Polypharmacy: it’s a fancy word for when someone is prescribed two or more medications for their health conditions. It’s a blessing that we live in a time where medications add years to our lives, but there are consequences. One of the most common negative side effects of medication for older adults is xerostomia, which is the fancy word for dry mouth.

Medication can cause dry mouth

Medications can impact your saliva production and decrease your body’s ability to salivate. And it’s common – dry mouth is a known side effect of more than 400 medications.

A dry mouth may seem like a minor problem, but without adequate saliva flow, bacteria, plaque and the by-products they produce can accumulate in the mouth. This makes a person more vulnerable to gum disease and tooth decay.

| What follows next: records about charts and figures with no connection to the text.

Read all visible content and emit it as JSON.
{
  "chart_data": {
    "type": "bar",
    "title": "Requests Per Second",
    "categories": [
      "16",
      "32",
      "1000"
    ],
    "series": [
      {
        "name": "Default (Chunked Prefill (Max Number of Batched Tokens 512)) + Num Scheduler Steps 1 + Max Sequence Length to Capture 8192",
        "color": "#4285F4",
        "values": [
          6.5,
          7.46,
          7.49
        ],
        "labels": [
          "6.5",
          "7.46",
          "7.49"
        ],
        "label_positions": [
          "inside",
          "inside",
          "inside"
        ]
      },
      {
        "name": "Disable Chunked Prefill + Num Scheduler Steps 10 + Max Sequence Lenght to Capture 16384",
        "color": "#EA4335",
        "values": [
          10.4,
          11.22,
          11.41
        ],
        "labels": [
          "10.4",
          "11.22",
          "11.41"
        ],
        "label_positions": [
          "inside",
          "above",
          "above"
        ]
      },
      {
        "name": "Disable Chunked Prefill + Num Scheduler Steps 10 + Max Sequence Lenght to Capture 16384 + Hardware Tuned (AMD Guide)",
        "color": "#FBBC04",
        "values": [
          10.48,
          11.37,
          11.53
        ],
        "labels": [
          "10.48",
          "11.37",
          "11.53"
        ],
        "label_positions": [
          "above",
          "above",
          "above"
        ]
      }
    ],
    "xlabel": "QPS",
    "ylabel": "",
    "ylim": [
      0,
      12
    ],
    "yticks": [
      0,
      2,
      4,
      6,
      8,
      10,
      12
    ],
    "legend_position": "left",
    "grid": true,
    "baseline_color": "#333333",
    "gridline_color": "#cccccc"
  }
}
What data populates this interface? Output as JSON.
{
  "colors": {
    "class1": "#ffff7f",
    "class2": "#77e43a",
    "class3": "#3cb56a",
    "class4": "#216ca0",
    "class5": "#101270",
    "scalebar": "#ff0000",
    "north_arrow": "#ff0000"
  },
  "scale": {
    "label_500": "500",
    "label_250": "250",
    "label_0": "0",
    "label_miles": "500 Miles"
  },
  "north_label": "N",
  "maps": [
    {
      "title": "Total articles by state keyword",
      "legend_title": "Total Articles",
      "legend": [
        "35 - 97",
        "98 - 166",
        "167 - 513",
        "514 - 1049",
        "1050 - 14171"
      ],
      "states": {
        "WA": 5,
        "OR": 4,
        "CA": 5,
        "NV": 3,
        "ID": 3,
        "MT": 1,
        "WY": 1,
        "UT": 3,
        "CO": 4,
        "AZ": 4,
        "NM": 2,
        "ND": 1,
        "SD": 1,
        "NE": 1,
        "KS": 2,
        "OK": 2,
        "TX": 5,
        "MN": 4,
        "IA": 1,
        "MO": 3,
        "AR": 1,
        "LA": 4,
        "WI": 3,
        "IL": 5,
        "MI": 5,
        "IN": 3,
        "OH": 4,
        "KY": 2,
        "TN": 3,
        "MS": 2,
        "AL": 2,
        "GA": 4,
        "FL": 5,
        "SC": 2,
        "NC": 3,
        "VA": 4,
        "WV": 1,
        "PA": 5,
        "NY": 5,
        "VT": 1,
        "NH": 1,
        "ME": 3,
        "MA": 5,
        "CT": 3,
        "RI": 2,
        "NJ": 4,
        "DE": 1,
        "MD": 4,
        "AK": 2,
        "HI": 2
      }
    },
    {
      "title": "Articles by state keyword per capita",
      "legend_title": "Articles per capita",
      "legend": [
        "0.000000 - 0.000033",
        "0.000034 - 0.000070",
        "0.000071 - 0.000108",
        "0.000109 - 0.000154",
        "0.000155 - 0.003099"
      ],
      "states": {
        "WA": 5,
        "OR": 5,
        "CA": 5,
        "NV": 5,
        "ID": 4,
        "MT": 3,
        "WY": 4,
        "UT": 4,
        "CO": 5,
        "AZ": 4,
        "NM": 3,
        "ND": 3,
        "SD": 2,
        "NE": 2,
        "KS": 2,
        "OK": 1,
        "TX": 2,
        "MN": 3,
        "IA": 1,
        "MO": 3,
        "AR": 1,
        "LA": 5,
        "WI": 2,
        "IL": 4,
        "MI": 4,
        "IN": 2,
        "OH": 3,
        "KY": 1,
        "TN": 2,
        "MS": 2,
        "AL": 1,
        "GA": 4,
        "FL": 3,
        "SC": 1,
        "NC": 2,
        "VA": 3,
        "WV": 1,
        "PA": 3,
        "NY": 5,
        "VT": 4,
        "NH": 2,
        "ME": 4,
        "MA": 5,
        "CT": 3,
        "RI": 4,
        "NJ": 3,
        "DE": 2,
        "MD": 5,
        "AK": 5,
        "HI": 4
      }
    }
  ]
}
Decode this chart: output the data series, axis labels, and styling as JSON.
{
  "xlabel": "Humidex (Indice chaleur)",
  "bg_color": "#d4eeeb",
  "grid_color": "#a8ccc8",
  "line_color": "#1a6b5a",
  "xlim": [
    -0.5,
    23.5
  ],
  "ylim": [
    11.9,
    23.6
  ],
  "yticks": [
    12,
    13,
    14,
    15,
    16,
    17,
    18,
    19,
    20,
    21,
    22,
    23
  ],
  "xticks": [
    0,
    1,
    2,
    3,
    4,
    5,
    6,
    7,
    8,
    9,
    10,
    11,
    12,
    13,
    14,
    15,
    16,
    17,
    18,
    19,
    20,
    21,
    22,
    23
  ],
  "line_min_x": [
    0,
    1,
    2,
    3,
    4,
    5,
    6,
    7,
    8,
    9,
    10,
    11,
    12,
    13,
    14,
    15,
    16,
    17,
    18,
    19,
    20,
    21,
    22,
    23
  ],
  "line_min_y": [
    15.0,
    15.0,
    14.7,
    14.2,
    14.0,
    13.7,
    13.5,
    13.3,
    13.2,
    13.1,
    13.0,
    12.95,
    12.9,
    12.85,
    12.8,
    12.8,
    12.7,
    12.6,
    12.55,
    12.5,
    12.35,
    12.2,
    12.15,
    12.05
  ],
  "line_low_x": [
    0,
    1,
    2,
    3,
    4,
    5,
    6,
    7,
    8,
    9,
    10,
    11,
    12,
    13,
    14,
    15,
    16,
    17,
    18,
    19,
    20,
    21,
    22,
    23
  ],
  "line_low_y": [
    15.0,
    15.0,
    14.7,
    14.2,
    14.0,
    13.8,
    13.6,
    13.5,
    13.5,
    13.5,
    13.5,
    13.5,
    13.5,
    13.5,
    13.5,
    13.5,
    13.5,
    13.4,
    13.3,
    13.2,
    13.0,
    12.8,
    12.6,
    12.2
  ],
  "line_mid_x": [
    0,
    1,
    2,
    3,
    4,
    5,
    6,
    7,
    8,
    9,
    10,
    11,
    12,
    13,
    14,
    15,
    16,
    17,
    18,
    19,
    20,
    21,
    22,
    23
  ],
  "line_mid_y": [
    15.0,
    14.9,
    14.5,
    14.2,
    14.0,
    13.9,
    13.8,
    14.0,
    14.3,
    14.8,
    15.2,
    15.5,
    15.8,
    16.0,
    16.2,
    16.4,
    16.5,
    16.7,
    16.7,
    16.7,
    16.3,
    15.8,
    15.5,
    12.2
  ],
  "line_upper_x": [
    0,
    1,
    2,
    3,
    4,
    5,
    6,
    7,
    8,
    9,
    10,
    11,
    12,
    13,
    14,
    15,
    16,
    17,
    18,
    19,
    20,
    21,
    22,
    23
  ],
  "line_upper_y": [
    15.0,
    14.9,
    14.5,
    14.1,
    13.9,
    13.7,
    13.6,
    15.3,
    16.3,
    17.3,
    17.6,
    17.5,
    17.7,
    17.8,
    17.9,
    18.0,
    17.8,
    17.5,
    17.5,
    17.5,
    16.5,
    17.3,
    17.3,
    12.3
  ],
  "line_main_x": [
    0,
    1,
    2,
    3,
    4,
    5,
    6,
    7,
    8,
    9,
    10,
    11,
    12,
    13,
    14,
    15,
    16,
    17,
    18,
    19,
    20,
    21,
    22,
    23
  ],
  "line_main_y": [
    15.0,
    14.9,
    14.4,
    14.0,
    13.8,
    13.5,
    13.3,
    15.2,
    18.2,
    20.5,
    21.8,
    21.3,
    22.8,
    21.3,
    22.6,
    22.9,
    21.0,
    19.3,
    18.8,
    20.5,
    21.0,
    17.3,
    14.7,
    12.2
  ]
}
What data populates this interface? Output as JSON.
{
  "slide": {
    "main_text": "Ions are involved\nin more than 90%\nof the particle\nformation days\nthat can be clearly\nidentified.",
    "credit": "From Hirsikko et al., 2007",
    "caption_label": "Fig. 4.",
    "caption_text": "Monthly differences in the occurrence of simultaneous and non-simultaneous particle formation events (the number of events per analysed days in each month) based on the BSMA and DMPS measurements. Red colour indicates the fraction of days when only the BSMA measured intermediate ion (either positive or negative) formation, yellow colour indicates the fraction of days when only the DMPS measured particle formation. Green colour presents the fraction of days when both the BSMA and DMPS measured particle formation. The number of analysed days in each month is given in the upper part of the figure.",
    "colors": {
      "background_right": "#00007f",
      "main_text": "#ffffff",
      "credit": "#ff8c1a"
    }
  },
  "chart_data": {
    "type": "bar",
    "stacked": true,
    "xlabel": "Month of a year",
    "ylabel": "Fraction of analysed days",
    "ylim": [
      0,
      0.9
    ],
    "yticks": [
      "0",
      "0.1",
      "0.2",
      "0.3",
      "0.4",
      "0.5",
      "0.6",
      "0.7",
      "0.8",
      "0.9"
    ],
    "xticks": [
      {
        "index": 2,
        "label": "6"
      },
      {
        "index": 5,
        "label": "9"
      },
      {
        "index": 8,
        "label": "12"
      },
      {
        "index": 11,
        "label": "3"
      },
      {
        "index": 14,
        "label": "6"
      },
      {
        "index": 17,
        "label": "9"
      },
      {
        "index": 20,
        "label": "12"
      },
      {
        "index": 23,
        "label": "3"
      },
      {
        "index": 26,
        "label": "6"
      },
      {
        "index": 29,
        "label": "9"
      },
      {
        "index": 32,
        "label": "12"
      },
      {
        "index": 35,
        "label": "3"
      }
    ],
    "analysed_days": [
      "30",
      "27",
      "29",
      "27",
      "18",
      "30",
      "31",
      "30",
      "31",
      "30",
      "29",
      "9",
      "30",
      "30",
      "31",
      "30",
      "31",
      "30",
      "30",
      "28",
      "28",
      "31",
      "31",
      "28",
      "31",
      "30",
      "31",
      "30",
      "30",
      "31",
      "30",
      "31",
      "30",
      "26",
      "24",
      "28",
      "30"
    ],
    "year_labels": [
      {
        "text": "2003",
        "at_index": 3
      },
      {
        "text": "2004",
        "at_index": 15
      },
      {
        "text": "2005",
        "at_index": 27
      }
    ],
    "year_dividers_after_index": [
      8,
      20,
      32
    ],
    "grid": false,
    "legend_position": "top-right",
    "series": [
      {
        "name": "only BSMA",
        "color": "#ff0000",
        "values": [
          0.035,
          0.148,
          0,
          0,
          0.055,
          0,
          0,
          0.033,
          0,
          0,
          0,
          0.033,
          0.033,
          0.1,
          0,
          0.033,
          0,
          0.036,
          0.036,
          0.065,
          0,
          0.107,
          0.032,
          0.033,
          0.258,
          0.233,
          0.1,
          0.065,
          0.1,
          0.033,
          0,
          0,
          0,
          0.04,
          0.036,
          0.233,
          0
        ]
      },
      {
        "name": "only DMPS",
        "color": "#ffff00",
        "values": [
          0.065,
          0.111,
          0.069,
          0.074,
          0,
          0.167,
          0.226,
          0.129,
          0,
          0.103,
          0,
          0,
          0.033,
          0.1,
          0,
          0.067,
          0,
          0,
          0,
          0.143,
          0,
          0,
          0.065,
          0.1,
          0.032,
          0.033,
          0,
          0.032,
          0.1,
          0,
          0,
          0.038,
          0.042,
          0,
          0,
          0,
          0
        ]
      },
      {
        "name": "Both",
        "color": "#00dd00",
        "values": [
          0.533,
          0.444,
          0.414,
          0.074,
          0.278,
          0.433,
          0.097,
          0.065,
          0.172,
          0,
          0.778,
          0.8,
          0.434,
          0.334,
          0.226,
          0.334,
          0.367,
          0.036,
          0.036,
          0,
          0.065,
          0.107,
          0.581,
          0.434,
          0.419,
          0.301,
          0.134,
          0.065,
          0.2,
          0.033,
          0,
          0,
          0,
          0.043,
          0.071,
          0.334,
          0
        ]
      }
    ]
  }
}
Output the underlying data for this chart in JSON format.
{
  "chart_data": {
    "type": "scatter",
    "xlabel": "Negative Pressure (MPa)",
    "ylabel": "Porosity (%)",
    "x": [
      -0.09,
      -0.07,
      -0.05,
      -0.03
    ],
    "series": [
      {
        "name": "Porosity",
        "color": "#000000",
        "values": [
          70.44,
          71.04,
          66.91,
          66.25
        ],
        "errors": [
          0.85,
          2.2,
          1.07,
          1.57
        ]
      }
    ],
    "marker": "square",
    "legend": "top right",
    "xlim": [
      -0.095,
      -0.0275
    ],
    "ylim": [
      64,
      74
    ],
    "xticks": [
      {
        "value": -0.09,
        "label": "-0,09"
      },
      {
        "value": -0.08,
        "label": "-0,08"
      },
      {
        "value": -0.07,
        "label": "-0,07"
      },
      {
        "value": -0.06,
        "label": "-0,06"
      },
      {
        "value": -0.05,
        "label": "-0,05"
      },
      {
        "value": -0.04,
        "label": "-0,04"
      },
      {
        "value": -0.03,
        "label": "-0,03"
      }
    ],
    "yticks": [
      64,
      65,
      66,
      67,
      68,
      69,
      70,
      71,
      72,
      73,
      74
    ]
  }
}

Medications that commonly cause dry mouth include:

  • Antihistamines
  • Antihypertensives
  • Tricyclic antidepressants, antipsychotics, and antidepressants
  • Diuretics and bladder control medications like Oxybutynin
  • Appetite suppressants
  • Decongestants
  • Anti-asthma drugs
  • Anti-migraine drugs
  • Opioids
  • Retinoids
  • Sedatives

The side effects of medications aren’t the only cause of dry mouth. Common over-the-counter drugs can also dehydrate your mouth:

Non-prescription drugs that cause dry mouth:

  • Acetaminophen – A pain reliever that can reduce fever, like Tylenol.
  • Dimenhydrinate – An antihistamine used to prevent or treat nausea, vomiting, or motion sickness, like Dramamine.
  • Diphenhydramine – An antihistamine used to relieve symptoms of allergy, hay fever, and the common cold, like Benadryl.
  • Alcohol — including the adult beverage and any mouthwash containing alcohol.

Dry mouth consequences

Having a dry mouth from medication is uncomfortable enough on its own. Unfortunately, a higher risk of cavities and gum disease isn’t the only negative side effect.  Consequences of a dry mouth include:

  • sore throat,
  • burning sensation,
  • trouble speaking,
  • difficulty swallowing,
  • hoarseness, and
  • dry nasal passages

Dry mouth is the most commonly reported side-effect of prescription drugs, but it’s not the only one.

Other ways medication impacts your oral health:

  • Oral sores and inflammation, from oral contraceptives and blood pressure control medications.
  • Discolored teeth, from tetracycline (medicine used for acne treatment).
  • Mouth lesions or ulcers from as antibiotics and ibuprofen.

If you take medications for medical conditions, it’s important to tell your dentist so he or she can properly assess your oral health knowing that your medications may be a factor.